LCC is defined as the sum of all recurring and non-recurring (one time) costs over the full span of planned utilisation period. LCC includes the costs of procurement, installation, operation, maintenance and also factors in the residual or salvage value recoverable at the end of useful life. It is thus the cost of ownership over the full life. The LCC model in different forms has been adopted since the 1980s by Austria, Germany, Iceland, the Netherlands, Switzerland and the United States. Australia has a Parliamentary Act mandating the use of LCC for all public procurements. The concept is known by various names such as LCC, cost of ownership (COO) and the total cost of acquisition (TCA). More than 19 internationally reputed vendors have responded to the Indian Government RFPs with the TCA model. No vendor has raised any issue or expressed lack of clarity on the subject.

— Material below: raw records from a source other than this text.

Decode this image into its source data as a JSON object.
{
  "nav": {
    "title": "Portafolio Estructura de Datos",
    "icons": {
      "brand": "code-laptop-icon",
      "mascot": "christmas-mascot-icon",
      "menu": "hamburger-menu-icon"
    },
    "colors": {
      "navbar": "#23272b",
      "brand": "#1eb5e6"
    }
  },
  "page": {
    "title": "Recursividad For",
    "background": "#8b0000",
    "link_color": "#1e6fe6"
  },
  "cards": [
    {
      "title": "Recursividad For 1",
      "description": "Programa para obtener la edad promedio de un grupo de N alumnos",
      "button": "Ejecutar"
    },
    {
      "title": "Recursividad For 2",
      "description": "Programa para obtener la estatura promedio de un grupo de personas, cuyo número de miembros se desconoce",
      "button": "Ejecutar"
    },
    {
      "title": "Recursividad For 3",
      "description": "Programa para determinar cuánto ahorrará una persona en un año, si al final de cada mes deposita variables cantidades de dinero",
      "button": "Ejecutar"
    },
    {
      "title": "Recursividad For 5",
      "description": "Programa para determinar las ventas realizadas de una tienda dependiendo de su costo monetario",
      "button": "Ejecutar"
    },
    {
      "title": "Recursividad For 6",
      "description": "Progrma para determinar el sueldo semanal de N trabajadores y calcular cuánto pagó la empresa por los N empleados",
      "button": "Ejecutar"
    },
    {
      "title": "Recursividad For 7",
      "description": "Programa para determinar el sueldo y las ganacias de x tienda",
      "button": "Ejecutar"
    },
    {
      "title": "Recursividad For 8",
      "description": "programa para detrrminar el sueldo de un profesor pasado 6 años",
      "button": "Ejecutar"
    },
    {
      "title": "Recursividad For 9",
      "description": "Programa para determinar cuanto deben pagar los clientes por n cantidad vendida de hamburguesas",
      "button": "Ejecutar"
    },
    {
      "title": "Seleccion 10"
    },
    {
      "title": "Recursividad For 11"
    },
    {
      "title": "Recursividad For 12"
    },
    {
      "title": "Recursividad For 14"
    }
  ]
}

The LCC analysis is carried out using the defined procurement objectives, cost drivers, established parameters, escalation methodology, discounting rate, etc. The methodology is stated upfront in the RFP. The Indian Defence Procurement Procedure (DPP) has been gradually moving towards LCC since 2002. A committee was formed by the Ministry of Defence (MoD) in 2007 with members from MoD (Finance) and the Air HQ to suggest a suitable model for the medium multi-role combat aircraft (MMRCA) case.

The committee recommended inclusion of all major elements that were quantifiable, verifiable and relevant. They proposed a TCA model for inclusion in the MMRCA RFP. Finally all the determinable factors, including the operating cost and MTB-linked warranty were included. The TCA model proposed by the committee for determination of the L1 vendor was approved by Secretary (Defence Finance), Defence Procurement Board (DPB) and the Defence Acquisition Council (DAC) for inclusion in the MMRCA RFP (for the first time) issued in August 2007. While considering the heavy-lift helicopter procurement case in February 2009, the DPB directed that all ‘applicable elements’ of the MMRCA TCA model may be used for all future aircraft procurements. This has become the norm since then.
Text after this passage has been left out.